Three church-affiliated hospitals are being sued for underfunding their respective pension systems; federal law requires most private organizations to keep their pension plans fully funded and insured with the PBGC.

But faith-based organizations are an exception to that rule.

But should they be? After three lower courts ruled against the hospitals, the interpretation of the law is now in the hands of the Supreme Court.

From the New York Times:

The hospitals — Advocate Health Care Network, Dignity Health and Saint Peter’s Healthcare System — say their pensions are “church plans” exempt from the law and have been treated as such for decades by the government agencies in charge. They want to overturn three lower court rulings against them.

Workers suing the health systems argue that Congress never meant to exempt them and say the hospitals are shirking legal safeguards that could jeopardize retirement benefits.

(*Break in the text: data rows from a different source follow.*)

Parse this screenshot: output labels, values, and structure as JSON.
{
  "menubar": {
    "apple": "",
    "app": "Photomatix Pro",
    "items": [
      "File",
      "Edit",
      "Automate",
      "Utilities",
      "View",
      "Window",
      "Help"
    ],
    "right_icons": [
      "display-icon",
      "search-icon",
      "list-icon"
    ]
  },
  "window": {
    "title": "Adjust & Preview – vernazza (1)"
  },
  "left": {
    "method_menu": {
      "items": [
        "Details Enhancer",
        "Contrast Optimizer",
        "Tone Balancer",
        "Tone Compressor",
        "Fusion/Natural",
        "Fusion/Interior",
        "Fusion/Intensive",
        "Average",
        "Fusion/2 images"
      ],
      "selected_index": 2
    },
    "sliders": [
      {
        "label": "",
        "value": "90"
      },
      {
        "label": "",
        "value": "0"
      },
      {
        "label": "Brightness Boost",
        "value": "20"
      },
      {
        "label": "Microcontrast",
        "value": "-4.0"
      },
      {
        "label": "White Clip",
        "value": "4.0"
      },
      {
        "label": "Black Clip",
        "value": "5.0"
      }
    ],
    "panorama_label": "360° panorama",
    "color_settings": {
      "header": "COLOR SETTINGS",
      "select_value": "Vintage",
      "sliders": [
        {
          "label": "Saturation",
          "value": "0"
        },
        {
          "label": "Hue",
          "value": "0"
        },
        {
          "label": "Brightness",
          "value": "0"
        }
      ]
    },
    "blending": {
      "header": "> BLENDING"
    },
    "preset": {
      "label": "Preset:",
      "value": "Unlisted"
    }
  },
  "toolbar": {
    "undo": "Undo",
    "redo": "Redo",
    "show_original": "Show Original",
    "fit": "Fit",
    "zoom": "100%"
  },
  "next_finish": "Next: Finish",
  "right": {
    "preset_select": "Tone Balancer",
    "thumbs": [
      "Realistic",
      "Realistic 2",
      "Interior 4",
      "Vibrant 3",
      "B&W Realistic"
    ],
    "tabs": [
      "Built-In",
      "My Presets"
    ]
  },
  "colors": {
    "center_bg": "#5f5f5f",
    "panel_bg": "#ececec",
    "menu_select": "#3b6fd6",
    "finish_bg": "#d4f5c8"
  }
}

“I’m torn,” Justices Sonia Sotomayor said at one point during the hour-long argument. “This could be read either way in my mind.”

[…]

Hospital lawyer Lisa Blatt told the justices that Congress wanted to exempt plans associated with or controlled by a church, whether or not a church itself created the plan. She said federal agencies including the IRS and the Labor Department have assured them for decades that they are exempt.

Justice Elena Kagan said if Congress wanted a broader exemption, it used “very odd language” instead of being more straightforward.

Arguing for the workers, lawyer James Feldman said Congress was very zealous about creating exceptions to pension laws and did not intend to exempt these hospitals. He said the IRS letters wrongly interpreted the law and can’t be relied on.

“These plans have zero involvement with any church,” Feldman said.

A ruling might not come until summer.